A Daily Babble Production
The end of last night's Hornets-Lakers affair featured enough wackiness to provide enough content for a weekend's worth of the Babble (but fortunately for you, we're not that interested in reliving a purple and gold victory to that extent). Chris Paul was at his best in the fourth quarter prior to a late charge and defensive lapse that cost the Hornets a chance to put the game away with ease in regulation. Kobe Bryant got the benefit of a questionable call to foul Paul out in overtime. David West and Pau Gasol made parallel plays of intense stupidity in the final minute of overtime. Rasual Butler couldn't seem to miss. But when it was all over, I got up from my couch with the same thought that struck me so often a season ago: It really is a pleasure to watch James Posey play basketball.

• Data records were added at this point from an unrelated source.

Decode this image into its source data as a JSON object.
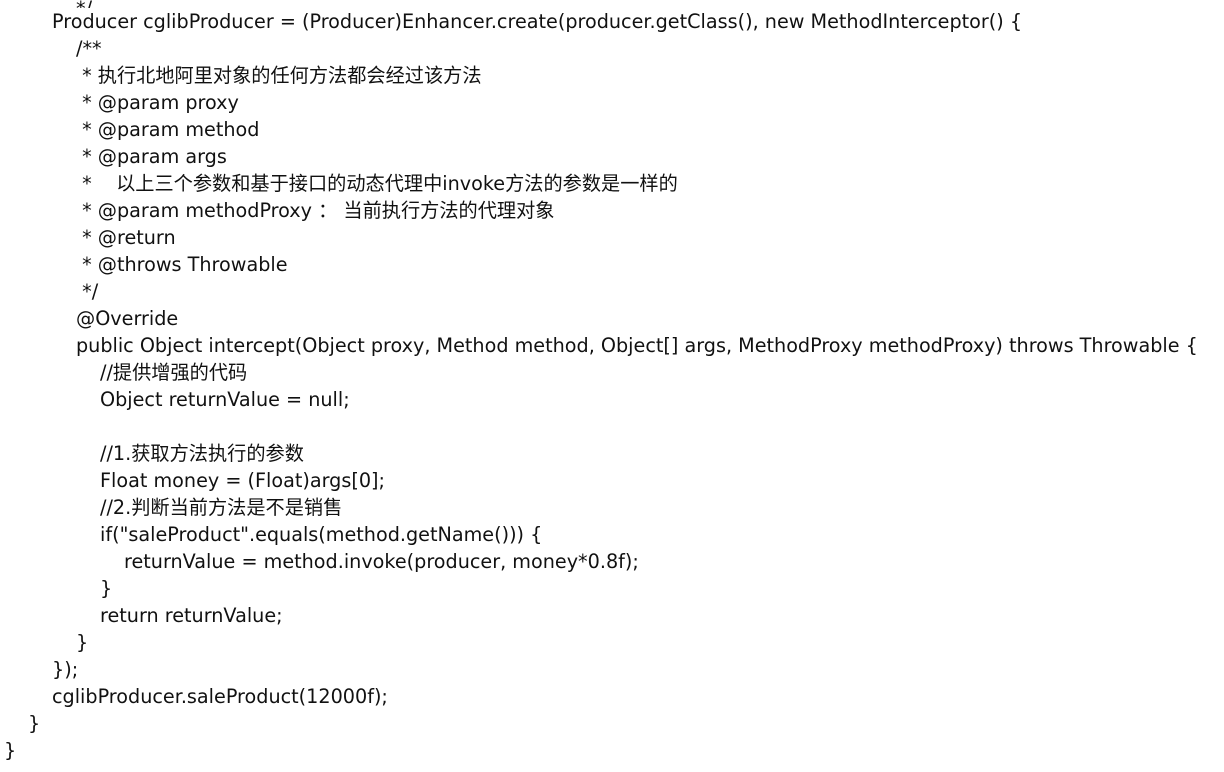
{
  "code": {
    "lines": [
      {
        "indent": 3,
        "text": "*/"
      },
      {
        "indent": 2,
        "text": "Producer cglibProducer = (Producer)Enhancer.create(producer.getClass(), new MethodInterceptor() {"
      },
      {
        "indent": 3,
        "text": "/**"
      },
      {
        "indent": 3,
        "text": " * 执行北地阿里对象的任何方法都会经过该方法"
      },
      {
        "indent": 3,
        "text": " * @param proxy"
      },
      {
        "indent": 3,
        "text": " * @param method"
      },
      {
        "indent": 3,
        "text": " * @param args"
      },
      {
        "indent": 3,
        "text": " *    以上三个参数和基于接口的动态代理中invoke方法的参数是一样的"
      },
      {
        "indent": 3,
        "text": " * @param methodProxy ： 当前执行方法的代理对象"
      },
      {
        "indent": 3,
        "text": " * @return"
      },
      {
        "indent": 3,
        "text": " * @throws Throwable"
      },
      {
        "indent": 3,
        "text": " */"
      },
      {
        "indent": 3,
        "text": "@Override"
      },
      {
        "indent": 3,
        "text": "public Object intercept(Object proxy, Method method, Object[] args, MethodProxy methodProxy) throws Throwable {"
      },
      {
        "indent": 4,
        "text": "//提供增强的代码"
      },
      {
        "indent": 4,
        "text": "Object returnValue = null;"
      },
      {
        "indent": 4,
        "text": ""
      },
      {
        "indent": 4,
        "text": "//1.获取方法执行的参数"
      },
      {
        "indent": 4,
        "text": "Float money = (Float)args[0];"
      },
      {
        "indent": 4,
        "text": "//2.判断当前方法是不是销售"
      },
      {
        "indent": 4,
        "text": "if(\"saleProduct\".equals(method.getName())) {"
      },
      {
        "indent": 5,
        "text": "returnValue = method.invoke(producer, money*0.8f);"
      },
      {
        "indent": 4,
        "text": "}"
      },
      {
        "indent": 4,
        "text": "return returnValue;"
      },
      {
        "indent": 3,
        "text": "}"
      },
      {
        "indent": 2,
        "text": "});"
      },
      {
        "indent": 2,
        "text": "cglibProducer.saleProduct(12000f);"
      },
      {
        "indent": 1,
        "text": "}"
      },
      {
        "indent": 0,
        "text": "}"
      }
    ]
  }
}
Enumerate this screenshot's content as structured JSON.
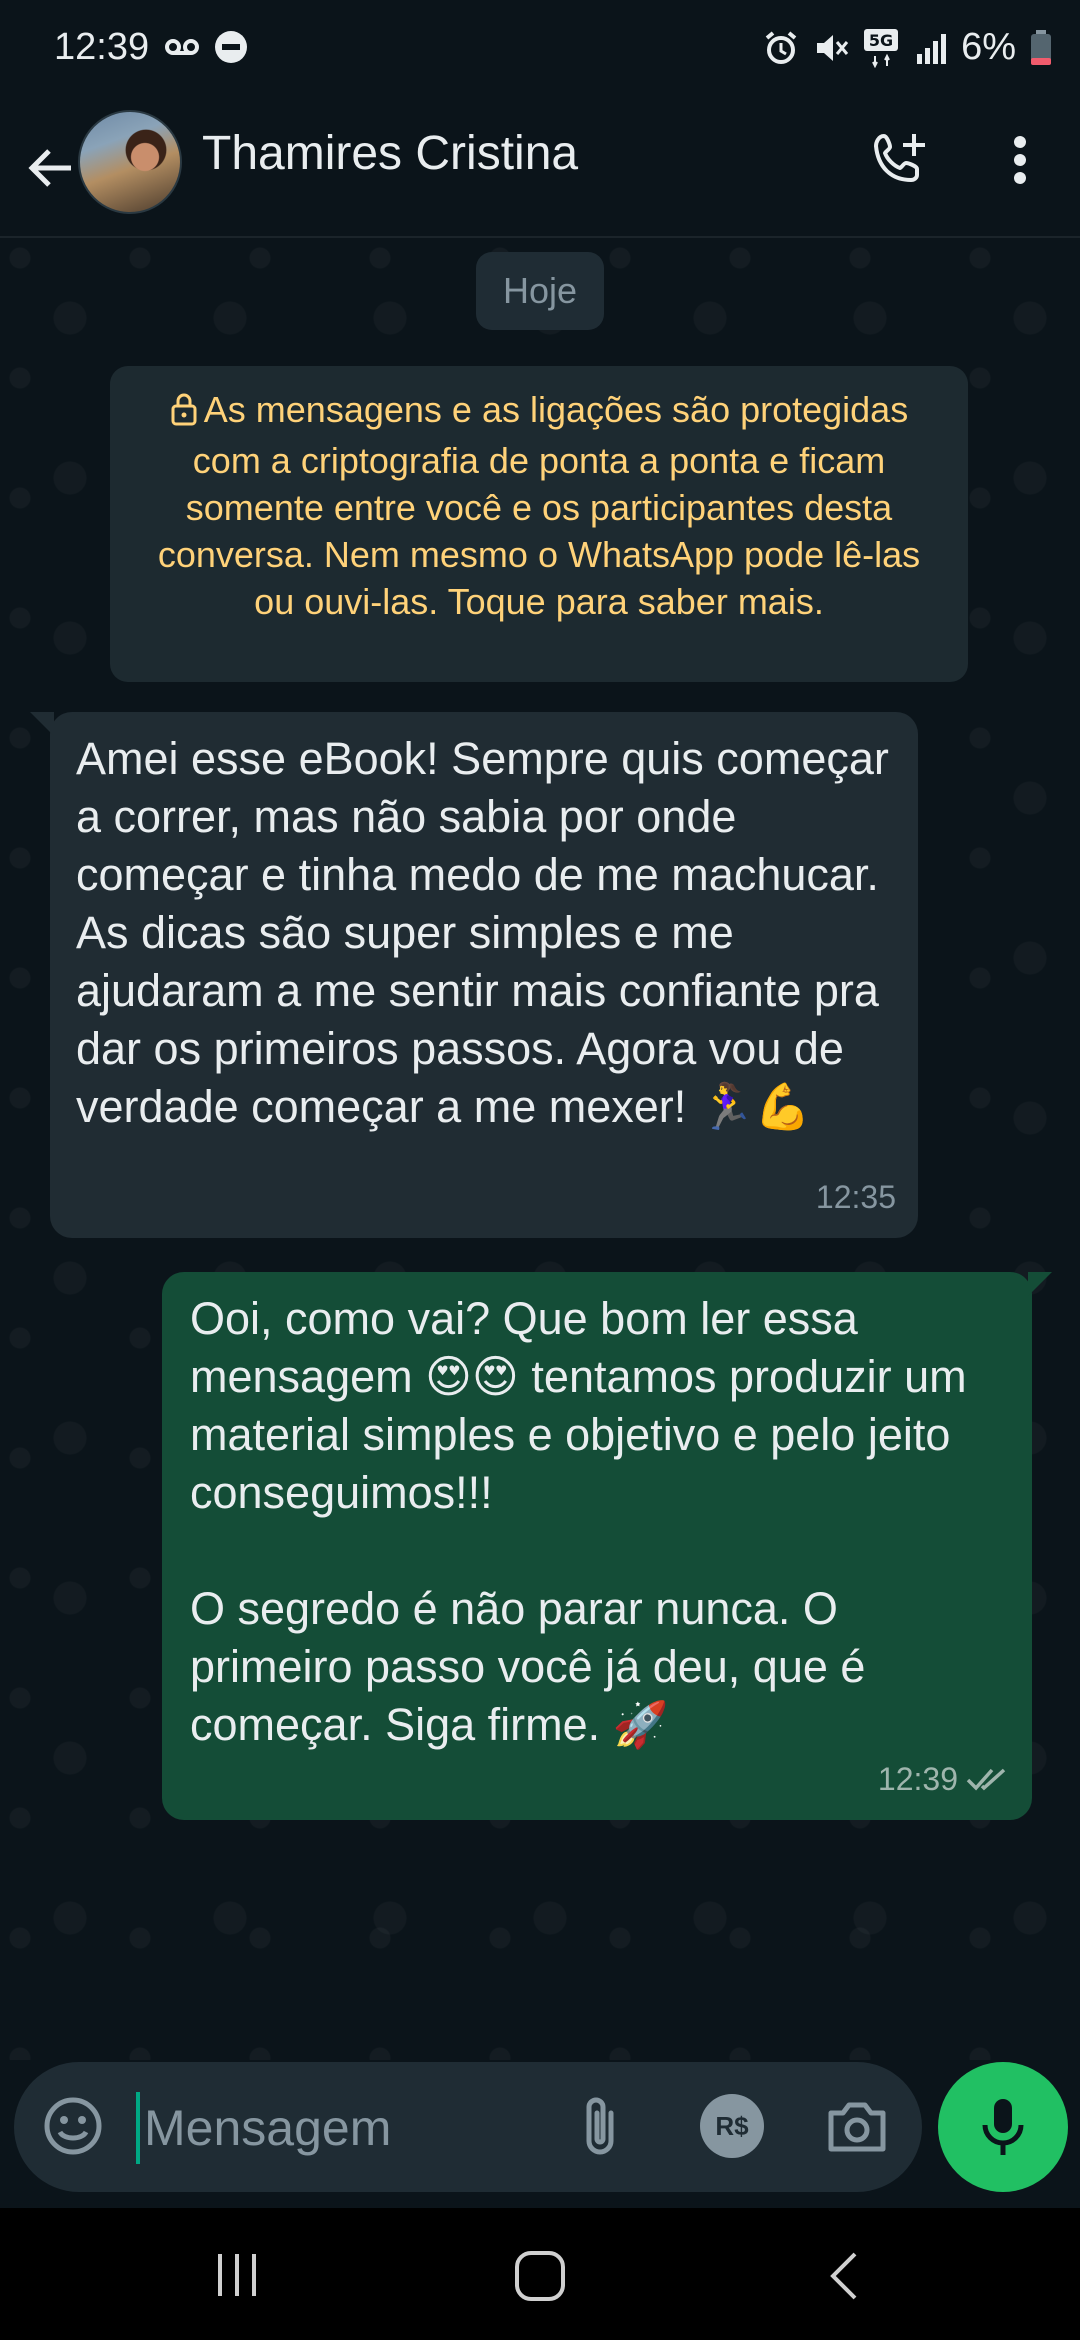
{
  "status_bar": {
    "time": "12:39",
    "battery": "6%",
    "network": "5G",
    "left_icons": [
      "voicemail-icon",
      "do-not-disturb-icon"
    ],
    "right_icons": [
      "alarm-icon",
      "mute-icon",
      "5g-icon",
      "signal-icon",
      "battery-icon"
    ]
  },
  "header": {
    "contact_name": "Thamires Cristina",
    "icons": [
      "back-arrow-icon",
      "avatar",
      "add-call-icon",
      "more-vertical-icon"
    ]
  },
  "chat": {
    "date_chip": "Hoje",
    "system_notice": "As mensagens e as ligações são protegidas com a criptografia de ponta a ponta e ficam somente entre você e os participantes desta conversa. Nem mesmo o WhatsApp pode lê-las ou ouvi-las. Toque para saber mais.",
    "messages": [
      {
        "direction": "incoming",
        "text": "Amei esse eBook! Sempre quis começar a correr, mas não sabia por onde começar e tinha medo de me machucar. As dicas são super simples e me ajudaram a me sentir mais confiante pra dar os primeiros passos. Agora vou de verdade começar a me mexer! 🏃‍♀️💪",
        "time": "12:35"
      },
      {
        "direction": "outgoing",
        "text": "Ooi, como vai? Que bom ler essa mensagem 😍😍 tentamos produzir um material simples e objetivo e pelo jeito conseguimos!!!\n\nO segredo é não parar nunca. O primeiro passo você já deu, que é começar. Siga firme. 🚀",
        "time": "12:39",
        "status": "read"
      }
    ]
  },
  "input_bar": {
    "placeholder": "Mensagem",
    "value": "",
    "payment_label": "R$"
  },
  "colors": {
    "background": "#0b141a",
    "incoming_bubble": "#202c33",
    "outgoing_bubble": "#144d37",
    "accent": "#21c063",
    "notice_text": "#ffd279"
  }
}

Before we get ahead of ourselves into the dangerous territory of deifying a very good sixth man, it's worth noting that Posey was by no means perfect last night in the Hornets' 115-111 loss. He threw a ball out of bounds with two seconds remaining on the shot clock on the Hornets winning by three in the final minute of the fourth quarter. He also didn't convert on either of his three-point attempts in overtime. The second was an attempt at a tie with 11 seconds left, and his miss all but ended the Hornets' realistic chances.
But the rest of the reserve forward's evening - particularly the fourth quarter - served as a testament to the wide array of tools Posey brings to the table.
The Hornets went to the fourth quarter trailing by 13 points and came up with a dominant effort in the final period of regulation to force overtime. Along with Paul and Butler, Posey was right at the center of it.
He took three shots in the quarter. Nine points. Each came with that hallmarked relaxed Pose stroke; semi-falling-away, kicking one leg out, full extension of both arms and legs. It's that motion that looks as though he's shooting in his driveway or a deserted gymnasium. Like every other part of his game, it gives off the aura that there he feels no pressure at all. All the third trey did was break a tie with 75 seconds remaining in regulation. Ice cool.
As always with Posey, the scoring came almost as a bonus to the fine job he did at the other end. Kobe Bryant finished with 39 points, but he got them on 13-of-30 shooting from the field, largely a product of Posey harassing him all night (Pose also did not send Kobe to the line for a single one of his 12 free throw attempts for the game). Bryant is one of the two best players on the planet, and he got his share of buckets against Posey, but he had to work for each of them. Whether it was a turnaround jumper in the lane or a driving finish at the rim, James contested until the very end.
He got his share of stops, too. In addition to all the missed field goals he forced, the Xavier product came up with a huge play with the game tied and less than four minutes remaining in the fourth. He bodied up Bryant as soon as the star caught the ball out on the left wing. With the shot clock running down, Kobe had nowhere to move and wound up attempting to use multiple pivot feet to get himself free. That isn't allowed. Traveling, Hornets ball. Two possessions later, Posey preserved a two-point lead for the Hornets by planting himself in front of Derek Fisher to take a charge on the fast break.
James Posey outscored Kobe Bryant 9-2 in the fourth quarter. He came up with six of his 10 rebounds in that quarter and overtime, several of which came in traffic. While he was at it, he drew a charge, forced a travel and saved a ball out of bounds, all in the last five minutes of the fourth quarter alone. Through it all, he never missed an opportunity to exchange some chatter with his opponents, and he made sure that if he committed a foul, he got his money's worth for it (just ask a rather perturbed Lamar Odom).
The 17 points and 10 rebounds are nice numbers. So is the plus-minus figure that indicates that the Hornets outscored the Lakers by 16 during Pose's 33 minutes of action. But what made James Posey such fun to watch last night was what always does: Just as Mike Breen, Jeff Van Gundy and Mark Jackson said on ESPN, "He comes to compete." No matter what uniform he wears, I'll always appreciate that.